Между прочим, с детства я слышал, что если постоянно сохранять рабочий тонус, болезни обойдут стороной. Глупость по–моему, из чего я делаю категоричный вывод, что внушил мне этот вывод кто угодно, но только не мать. Уж кто–кто, но она могла бы рассказать, хотя и запутанней, но куда более достоверней, о возникновении болезней. Или, как это говориться у них, у врачей, об этиологии.
Работа спасает лишь от респираторных инфекций: это я по себе — а я с детства был болезненным в этом отношении, — знаю. Перед экзаменами никогда не болел — учебы было много, зато после сессии сваливался с таким гриппом, которого ни у кого не было даже в разгар эпидемии. Но что касается положительного влияния работы на профилактику рака…
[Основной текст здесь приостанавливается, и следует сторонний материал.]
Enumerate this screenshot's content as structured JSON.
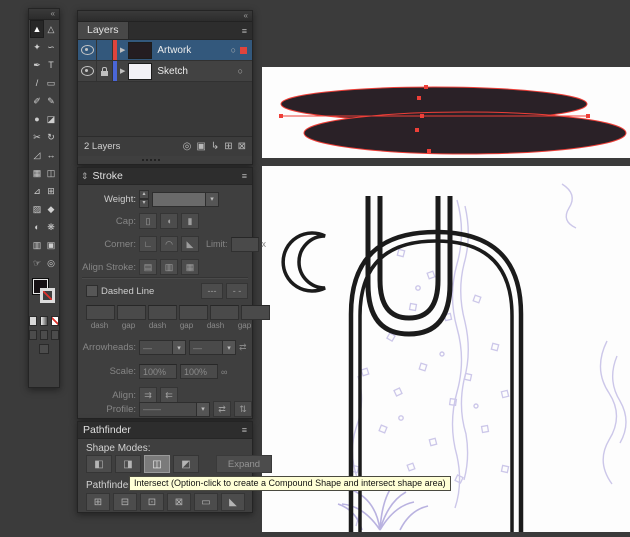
{
  "colors": {
    "accent_red": "#e0443c",
    "selection_blue": "#33587c",
    "tooltip_bg": "#ffffd6",
    "ink": "#1b1b1b",
    "sketch_lavender": "#ccc7e9",
    "artwork_fill": "#2a2127",
    "panel_bg": "#3f3f3f"
  },
  "icons": {
    "collapse": "«",
    "panel_menu": "≡",
    "dropdown": "▾",
    "step_up": "▴",
    "step_down": "▾",
    "expand_sections": "⇕",
    "triangle": "▶",
    "target": "○"
  },
  "toolbar": {
    "tools": [
      {
        "name": "selection",
        "glyph": "▲"
      },
      {
        "name": "direct-selection",
        "glyph": "△"
      },
      {
        "name": "magic-wand",
        "glyph": "✦"
      },
      {
        "name": "lasso",
        "glyph": "∽"
      },
      {
        "name": "pen",
        "glyph": "✒"
      },
      {
        "name": "type",
        "glyph": "T"
      },
      {
        "name": "line-segment",
        "glyph": "/"
      },
      {
        "name": "rectangle",
        "glyph": "▭"
      },
      {
        "name": "paintbrush",
        "glyph": "✐"
      },
      {
        "name": "pencil",
        "glyph": "✎"
      },
      {
        "name": "blob-brush",
        "glyph": "●"
      },
      {
        "name": "eraser",
        "glyph": "◪"
      },
      {
        "name": "scissors",
        "glyph": "✂"
      },
      {
        "name": "rotate",
        "glyph": "↻"
      },
      {
        "name": "scale",
        "glyph": "◿"
      },
      {
        "name": "width",
        "glyph": "↔"
      },
      {
        "name": "free-transform",
        "glyph": "▦"
      },
      {
        "name": "shape-builder",
        "glyph": "◫"
      },
      {
        "name": "perspective-grid",
        "glyph": "⊿"
      },
      {
        "name": "mesh",
        "glyph": "⊞"
      },
      {
        "name": "gradient",
        "glyph": "▨"
      },
      {
        "name": "eyedropper",
        "glyph": "◆"
      },
      {
        "name": "blend",
        "glyph": "◐"
      },
      {
        "name": "symbol-sprayer",
        "glyph": "❋"
      },
      {
        "name": "column-graph",
        "glyph": "▥"
      },
      {
        "name": "artboard",
        "glyph": "▣"
      },
      {
        "name": "hand",
        "glyph": "☞"
      },
      {
        "name": "zoom",
        "glyph": "◎"
      }
    ]
  },
  "layers_panel": {
    "title": "Layers",
    "rows": [
      {
        "name": "Artwork"
      },
      {
        "name": "Sketch"
      }
    ],
    "status": "2 Layers",
    "footer_icons": [
      {
        "name": "locate-object-icon",
        "glyph": "◎"
      },
      {
        "name": "clipping-mask-icon",
        "glyph": "▣"
      },
      {
        "name": "new-sublayer-icon",
        "glyph": "↳"
      },
      {
        "name": "new-layer-icon",
        "glyph": "⊞"
      },
      {
        "name": "delete-layer-icon",
        "glyph": "⊠"
      }
    ]
  },
  "stroke_panel": {
    "title": "Stroke",
    "weight_label": "Weight:",
    "cap_label": "Cap:",
    "corner_label": "Corner:",
    "limit_label": "Limit:",
    "limit_suffix": "x",
    "align_stroke_label": "Align Stroke:",
    "dashed_line_label": "Dashed Line",
    "dash_labels": [
      "dash",
      "gap",
      "dash",
      "gap",
      "dash",
      "gap"
    ],
    "arrowheads_label": "Arrowheads:",
    "scale_label": "Scale:",
    "scale_values": [
      "100%",
      "100%"
    ],
    "align_label": "Align:",
    "profile_label": "Profile:",
    "cap_icons": [
      "▯",
      "◖",
      "▮"
    ],
    "corner_icons": [
      "∟",
      "◠",
      "◣"
    ],
    "align_stroke_icons": [
      "▤",
      "▥",
      "▦"
    ],
    "dashed_btn_icons": [
      "---",
      "- -"
    ],
    "arrow_preview": "—",
    "swap_icon": "⇄",
    "link_icon": "∞",
    "align_icons": [
      "⇉",
      "⇇"
    ],
    "profile_preview": "——",
    "profile_flip_icons": [
      "⇄",
      "⇅"
    ]
  },
  "pathfinder_panel": {
    "title": "Pathfinder",
    "shape_modes_label": "Shape Modes:",
    "expand_label": "Expand",
    "pathfinders_label": "Pathfinders:",
    "shape_modes": [
      {
        "name": "unite",
        "glyph": "◧"
      },
      {
        "name": "minus-front",
        "glyph": "◨"
      },
      {
        "name": "intersect",
        "glyph": "◫"
      },
      {
        "name": "exclude",
        "glyph": "◩"
      }
    ],
    "pathfinders": [
      {
        "name": "divide",
        "glyph": "⊞"
      },
      {
        "name": "trim",
        "glyph": "⊟"
      },
      {
        "name": "merge",
        "glyph": "⊡"
      },
      {
        "name": "crop",
        "glyph": "⊠"
      },
      {
        "name": "outline",
        "glyph": "▭"
      },
      {
        "name": "minus-back",
        "glyph": "◣"
      }
    ]
  },
  "tooltip": {
    "text": "Intersect (Option-click to create a Compound Shape and intersect shape area)"
  }
}
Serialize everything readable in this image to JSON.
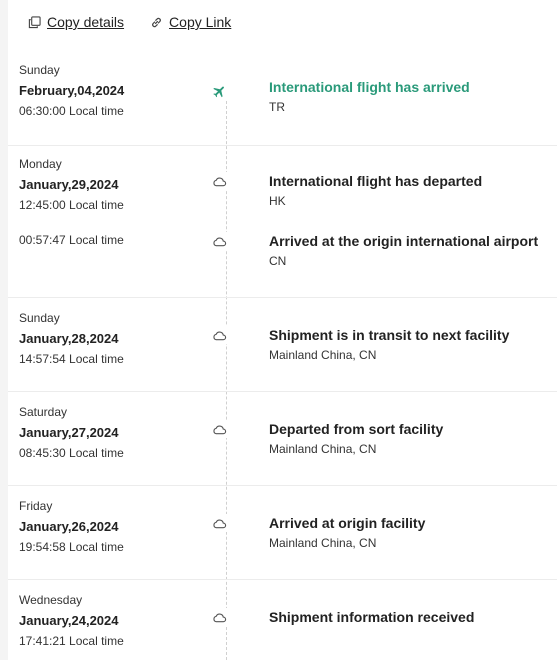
{
  "actions": {
    "copy_details": "Copy details",
    "copy_link": "Copy Link"
  },
  "colors": {
    "accent": "#2a9a7a"
  },
  "icons": {
    "plane": "plane-icon",
    "step": "cloud-icon"
  },
  "events": [
    {
      "weekday": "Sunday",
      "date": "February,04,2024",
      "time": "06:30:00 Local time",
      "status": "International flight has arrived",
      "location": "TR",
      "active": true
    },
    {
      "weekday": "Monday",
      "date": "January,29,2024",
      "time": "12:45:00 Local time",
      "status": "International flight has departed",
      "location": "HK"
    },
    {
      "time": "00:57:47 Local time",
      "status": "Arrived at the origin international airport",
      "location": "CN"
    },
    {
      "weekday": "Sunday",
      "date": "January,28,2024",
      "time": "14:57:54 Local time",
      "status": "Shipment is in transit to next facility",
      "location": "Mainland China, CN"
    },
    {
      "weekday": "Saturday",
      "date": "January,27,2024",
      "time": "08:45:30 Local time",
      "status": "Departed from sort facility",
      "location": "Mainland China, CN"
    },
    {
      "weekday": "Friday",
      "date": "January,26,2024",
      "time": "19:54:58 Local time",
      "status": "Arrived at origin facility",
      "location": "Mainland China, CN"
    },
    {
      "weekday": "Wednesday",
      "date": "January,24,2024",
      "time": "17:41:21 Local time",
      "status": "Shipment information received"
    }
  ]
}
Могу сказать точно — мне моя работа в издательстве помогла не вылететь из аспирантуры. Нет–нет, мой нелепый научный руководитель не стал директором института, а Драгомир, хотя и не забыл истории с моим неожиданным предательством, не проявил внезапного всепрощения.
Зато он закончил писать монографию. Титанический, судя по шестисотстраничному объему, труд, на который Драгомир угрохал последние семь лет, что, учитывая его преклонный возраст — довольно авантюрное предприятие. Монография могла остаться незаконченной, и тогда потомки гадали бы, какие тайны собирался приоткрыть академик Драгомир, если, конечно, кто–то, кроме таких же скучных стариков как он, заинтересовался бы его писаниной о земельной политике молдавских средневековых господарей.
Верстку книги Драгомира Казаку поручил мне лично, в присутствии Эдуарда и Лилиана, и хотя мне хотелось думать, что это выглядит как акт негласного воссоединения нашего с шефом и директором института истории тройственного союза, по сути это являлось тем, что в словах Казаку услышали мои коллеги по издательству — констатацией того, что им не справиться с объемной монографией быстрее меня.